I costruttori della Terza Repubblica, probabilmente, saranno altri da Renzi, il demolitore. Ciò perché,  il ritorno della politica, che finalmente e meritoriamente è riuscito ad incarnare pienamente, dai tempi di Tangentopoli, costituisce, paradossalmente il suo limite che non gli consentirà di metter mano alla revisione profonda della nostra Costituzione. E senza la riscrittura della Carta non potrà esserci nessuna  radicale riforma e nessuna Terza Repubblica all'orizzonte.
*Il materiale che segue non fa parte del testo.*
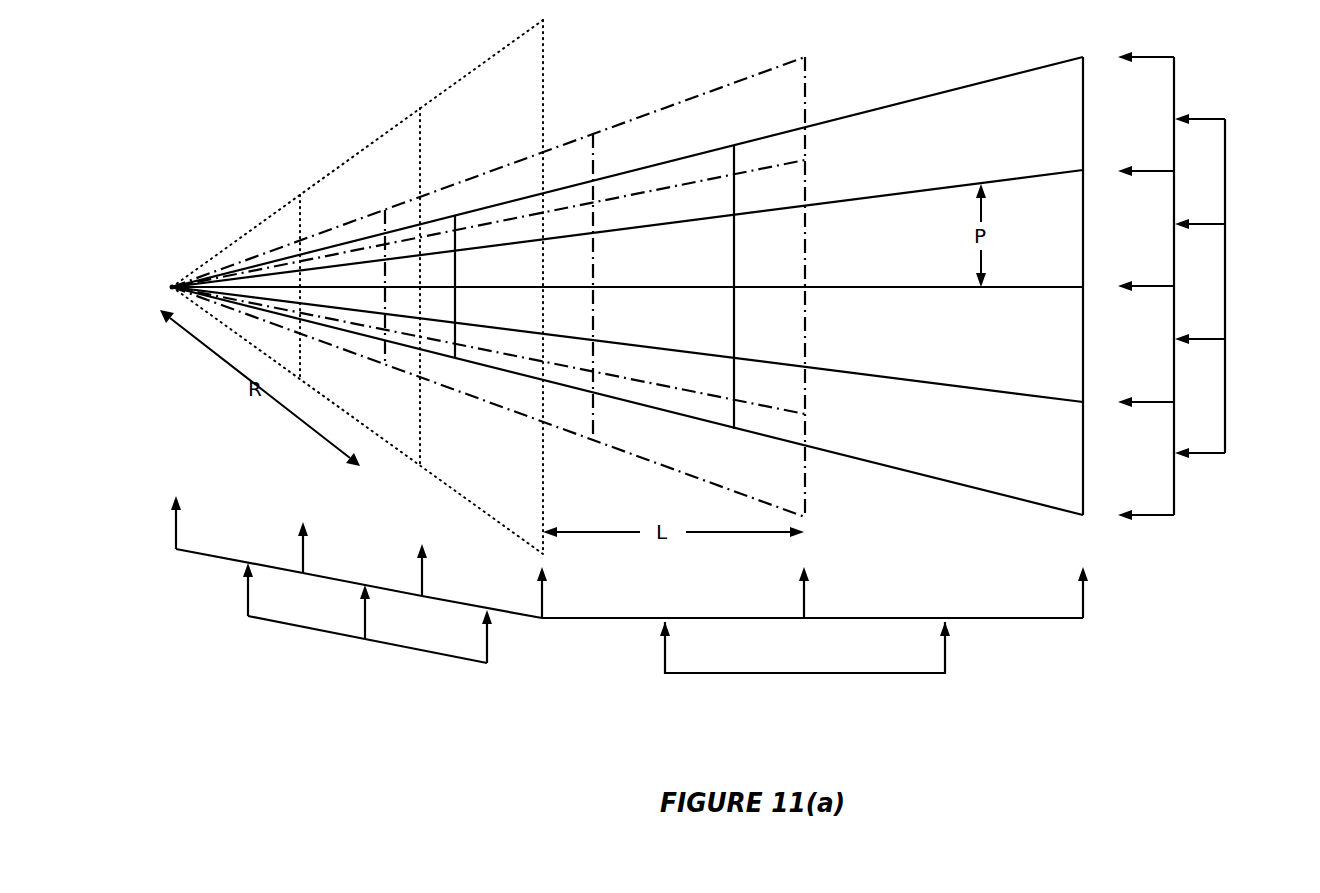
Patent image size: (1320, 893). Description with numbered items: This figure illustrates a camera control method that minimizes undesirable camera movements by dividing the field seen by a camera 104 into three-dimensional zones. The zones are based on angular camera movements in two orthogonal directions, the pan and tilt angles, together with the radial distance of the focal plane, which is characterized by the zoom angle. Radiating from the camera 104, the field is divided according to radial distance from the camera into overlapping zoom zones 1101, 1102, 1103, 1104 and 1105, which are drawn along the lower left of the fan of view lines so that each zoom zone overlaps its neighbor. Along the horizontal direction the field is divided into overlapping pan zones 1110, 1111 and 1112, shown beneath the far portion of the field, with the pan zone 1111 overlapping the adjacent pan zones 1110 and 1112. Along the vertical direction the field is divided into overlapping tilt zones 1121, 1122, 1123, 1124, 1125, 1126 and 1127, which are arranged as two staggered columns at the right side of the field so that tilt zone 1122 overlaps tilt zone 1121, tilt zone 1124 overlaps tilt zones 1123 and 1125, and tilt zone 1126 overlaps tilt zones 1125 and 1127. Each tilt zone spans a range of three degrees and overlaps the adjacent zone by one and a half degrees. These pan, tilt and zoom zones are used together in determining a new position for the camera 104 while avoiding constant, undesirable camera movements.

La politica agisce entro i margini fissati dalla Carta, figlia a sua volta di un atto politico fondante, ma la sua supponenza, spesso, non le fa intravedere tali limiti e l'impossibilità di operare concretamente i cambiamenti radicali di cui ci sarebbe disperato bisogno. Quanto è davvero efficacemente riformabile la giustizia, ad esempio, con le regole date?
Regole, si ricordi, scritte alla fine di un conflitto mondiale, dopo un'esperienza totalitaria, col condizionamento forte della volontà dei vincitori ed in un'epoca in cui il mondo si andava assettando per blocchi contrapposti e sull'equilibrio del terrore e neanche si intravedevano le rivoluzioni industriali e tecnologiche che ci sono state nei decenni successivi alla sua formulazione.
La riscrittura della Costituzione sarebbe un atto necessario, ma potrebbe mai la politica come la conosciamo, Renzi in primis, indire un'Assemblea Costituente negando con ciò se stessa?
Eppure la storia dei tanti fallimenti riformatori, le tante montagne che hanno partorito topolini, lo stesso fallimento in atto del falso "bipolarismo all'italiana", dovrebbero fornire una bussola, una direzione di marcia a qualunque vero riformatore.